SEATTLE (AP) — A federal agency has released a study that could open the door for hunting of the North Pacific gray whale by the Makah Indian tribe off the Washington coast.

The draft report from the National Oceanic and Atmospheric Administration’s Fisheries division that was released Friday proposes six options that range from prohibiting the annual hunt for North Pacific gray whales to allowing the harvest of up to 24 whales in a six-year period, the Seattle Times reports.

“This is a first step in a public process . that could eventually lead to authorization for the tribe to hunt gray whales,” said Donna Darm, associate deputy regional administrator for NOAA Fisheries in the West Coast region. The gray whales were removed from the endangered species list in 1994. NOAA estimates that about 20,000 gray whales roam the North Pacific.

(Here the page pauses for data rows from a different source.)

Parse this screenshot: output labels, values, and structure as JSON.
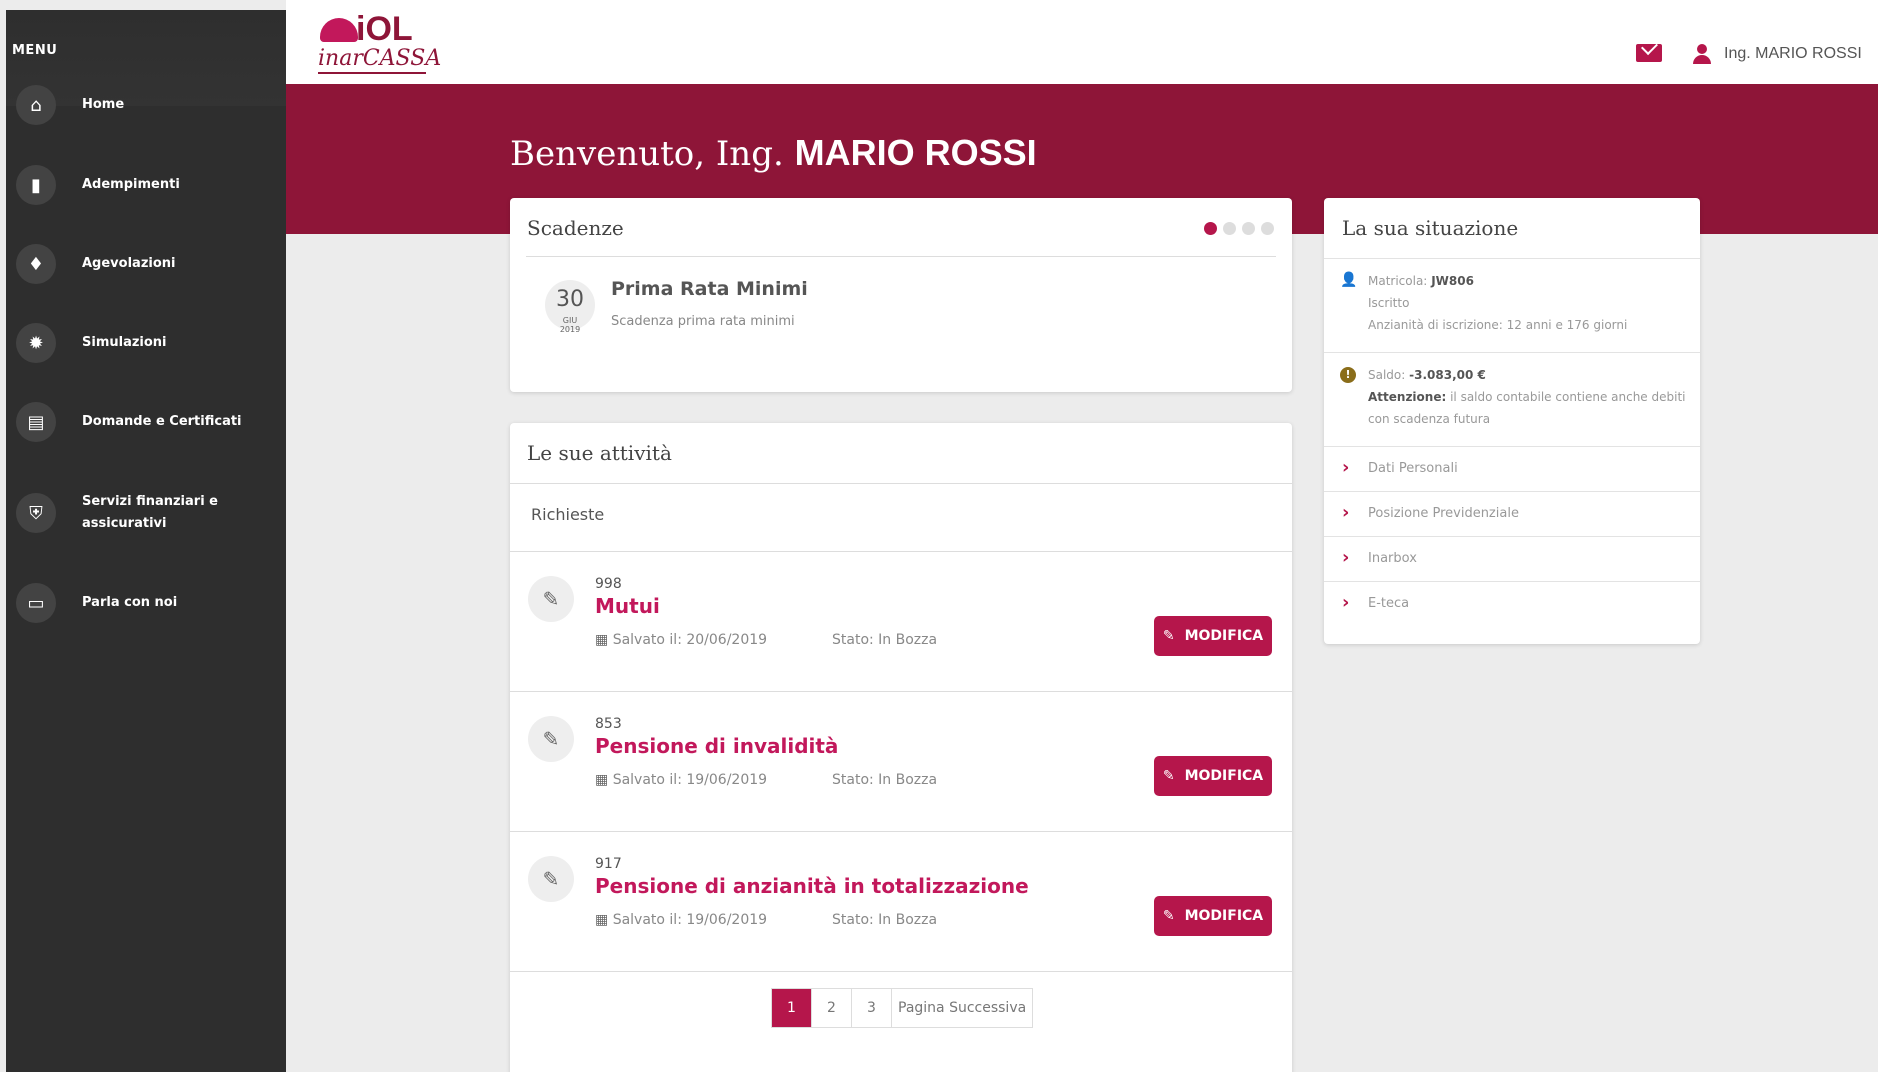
{
  "sidebar": {
    "title": "MENU",
    "items": [
      {
        "label": "Home",
        "icon": "home-icon",
        "glyph": "⌂"
      },
      {
        "label": "Adempimenti",
        "icon": "clipboard-icon",
        "glyph": "▮"
      },
      {
        "label": "Agevolazioni",
        "icon": "badge-icon",
        "glyph": "♦"
      },
      {
        "label": "Simulazioni",
        "icon": "bug-icon",
        "glyph": "✹"
      },
      {
        "label": "Domande e Certificati",
        "icon": "document-icon",
        "glyph": "▤"
      },
      {
        "label": "Servizi finanziari e assicurativi",
        "icon": "shield-icon",
        "glyph": "⛨"
      },
      {
        "label": "Parla con noi",
        "icon": "chat-icon",
        "glyph": "▭"
      }
    ]
  },
  "header": {
    "logo_main": "iOL",
    "logo_sub": "inarCASSA",
    "user_name": "Ing. MARIO ROSSI",
    "accent_color": "#8e1538"
  },
  "hero": {
    "welcome_prefix": "Benvenuto, Ing.",
    "welcome_name": "MARIO ROSSI"
  },
  "scadenze": {
    "title": "Scadenze",
    "date_day": "30",
    "date_month": "GIU",
    "date_year": "2019",
    "item_title": "Prima Rata Minimi",
    "item_desc": "Scadenza prima rata minimi"
  },
  "attivita": {
    "title": "Le sue attività",
    "section": "Richieste",
    "button_label": "MODIFICA",
    "requests": [
      {
        "id": "998",
        "title": "Mutui",
        "saved": "Salvato il: 20/06/2019",
        "state": "Stato: In Bozza"
      },
      {
        "id": "853",
        "title": "Pensione di invalidità",
        "saved": "Salvato il: 19/06/2019",
        "state": "Stato: In Bozza"
      },
      {
        "id": "917",
        "title": "Pensione di anzianità in totalizzazione",
        "saved": "Salvato il: 19/06/2019",
        "state": "Stato: In Bozza"
      }
    ],
    "pagination": [
      "1",
      "2",
      "3",
      "Pagina Successiva"
    ]
  },
  "situazione": {
    "title": "La sua situazione",
    "matricola_label": "Matricola:",
    "matricola_value": "JW806",
    "status": "Iscritto",
    "anzianita": "Anzianità di iscrizione: 12 anni e 176 giorni",
    "saldo_label": "Saldo:",
    "saldo_value": "-3.083,00 €",
    "attenzione_label": "Attenzione:",
    "attenzione_text": "il saldo contabile contiene anche debiti con scadenza futura",
    "links": [
      "Dati Personali",
      "Posizione Previdenziale",
      "Inarbox",
      "E-teca"
    ]
  }
}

The Makah tribe has historically hunted gray whales for subsistence and ceremonial purposes. The tribe used its treaty rights to take a whale in 1999, but it triggered controversy and lawsuits from whaling opponents. Timothy Greene, chairman of the Makah Tribal Council in Neah Bay, said that through the years of court fights and federal reviews, the tribe’s desire to start whaling again has remained strong.

“We are definitely happy that we have reached this point. It has been a very long process,” Greene said. He added that whaling “is something that is strongly connected to our spiritual existence.”

We’re not going anywhere, and this is important for us and generations to come.”

But the tribe’s whale hunt remains a disturbing prospect for many.

“We recognize the cultural importance of whales to the tribes, and intend no disrespect,” said D.J. Schubert, a wildlife biologist with the Animal Welfare Institute. “But whaling is inherently cruel.”

The Ninth U.S. Circuit Court of Appeals ruled in 2004 that a study was needed for the Makah hunts to comply with the Marine Mammal Protection Act. That ruling resulted in NOAA’s draft environmental impact statement.

During the study period, the court ruling blocked the Makah from resuming whaling. But in 2007, five Makah whalers carried out an illegal hunt. It took hours from the time shots were first fired until the whale died and sank, according to NOAA Fisheries.

In 2008, NOAA released an earlier draft study on the resumption of whaling. It ended up being withdrawn four years later as new information became available about the Pacific gray whale population. By 2012, there were new concerns about the effects of a hunt on an endangered stock of an estimated 140 gray whales that live in the western Pacific off Asia’s coasts. Satellite tracking showed that some of them journey to the West Coast.

The new draft study includes the latest research on all of the Pacific gray whale stocks. The five alternatives for going forward with a hunt vary in several details, including the timing and location of the hunts and the number of strikes hunters would be allowed each year.

In one alternative, the Makahs could harvest up to five whales in any one year, but no more than 24 over a six-year period. They would also be able to have up to three strikes each year in which their weapons wound a whale but they are unable to bring it to shore.

NOAA will produce a final document with a preferred option. The agency will then decide on whether the hunt can resume and, if so, under what rules.